The biggest downward spiral that businesses fall into is when they compete on price.
You know the feeling — that gravity you feel when you hear the price of a competitor or see the sale they are currently running. You jump ahead to the conclusion that they will sell more than you because their price is lower. This initial assumption is met with anxiety and the fear-driven decision to lower your price in order to compete. Alas, this assumption is not alone! It’s quietly accompanied by the belief that the buyer who goes for the lowest price is your buyer as well….
This is a self-defeating attitude that leads you down the path of unsatisfied customers and razor-thin margins. By competing on price, you have forfeited your self-respect and fallen prey to the race to the bottom of price and the type of bottom dwellers (consumers) who live there.
Before I journey onward, if this race to the bottom is one you enjoy and find fruitful, then to each their own. However, in my personal experience, I have seen dozens of businesses find themselves here, only gasping for air as the oxygen of profitability drops below sustainable levels making it impossible for them to provide true value and ultimately survive. Overall, I believe founders deserve better.
When we challenge ourselves not to follow the downward pressure of price wars, we empower the business to stand out. Just because a competitor may charge much lower than you for their offering doesn’t mean you have to.

Yes, markets do have standards of pricing — there’s an average. The middle area is where prices gravitate towards because when a new player enters the market, they look around and see what everyone else is charging (you may be guilty of this yourself). The assumption here is that all providers of the offering are providing the same amount of value. This belief puts a ceiling on your potential and is just wrong.
Competing on price means competing with yourself, as your own innate assumptions drive you further down the abyss of lower prices and sales. The remedy is to compete on perception, not price.
The first step is to change your perception of your business. Your business is not for everyone and just because someone can buy does not make them your buyer. (For more information on this, check out our Brandy podcast, Grassroots Marketing & Brand Growth )
Next, you need to change your perception of pricing. Pricing isn’t a number to justify cost, but a signal of value. Your pricing not only signals your value, but helps the right audience appreciate you for it. (For more on this, check out my Thunq article: The Pain of Price )
Lastly, you need to change your perception of your audience. Similar to performing on stage, would you want a room full of people who only paid because you had the cheapest tickets? Or do you want a room full of people who paid because they see the value in your performance and are there to experience it? (For more information on this, check out our Brandy podcast episode: The Theater of Brand)

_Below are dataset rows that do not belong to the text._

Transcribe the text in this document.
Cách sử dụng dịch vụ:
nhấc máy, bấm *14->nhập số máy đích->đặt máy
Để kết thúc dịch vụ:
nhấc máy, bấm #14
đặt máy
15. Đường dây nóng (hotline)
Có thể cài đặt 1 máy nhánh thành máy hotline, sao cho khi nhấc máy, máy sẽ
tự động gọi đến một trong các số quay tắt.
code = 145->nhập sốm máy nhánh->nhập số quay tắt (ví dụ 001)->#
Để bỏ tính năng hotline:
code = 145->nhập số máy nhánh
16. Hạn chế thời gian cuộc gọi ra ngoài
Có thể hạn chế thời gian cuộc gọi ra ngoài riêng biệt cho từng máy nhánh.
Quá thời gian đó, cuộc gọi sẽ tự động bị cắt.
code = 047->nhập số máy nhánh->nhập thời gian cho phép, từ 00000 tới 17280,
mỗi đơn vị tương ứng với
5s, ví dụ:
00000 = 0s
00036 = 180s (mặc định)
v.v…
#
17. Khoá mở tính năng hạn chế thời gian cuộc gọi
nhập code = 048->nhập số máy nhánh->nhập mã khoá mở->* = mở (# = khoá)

Once you have reframed your perception of these, then you’ll be able to address the perception you are competitively bringing to the market. As your competitors bicker over price and sales, you can play a different game. A game of perception that leverages the value association of price.
When you compete over perception, the audience compares your offering, price, experience, packaging, staff, and more compared to the other options they have. Beyond who costs the least, they are now comparing how they feel about your business versus the others and their perceptions of each.
Just as competing on price is full of assumptions, competing on perception is focused on evidence that is signaling to the buyer. You are no longer making assumptions about how they see you but giving them clear signals of how they should see you.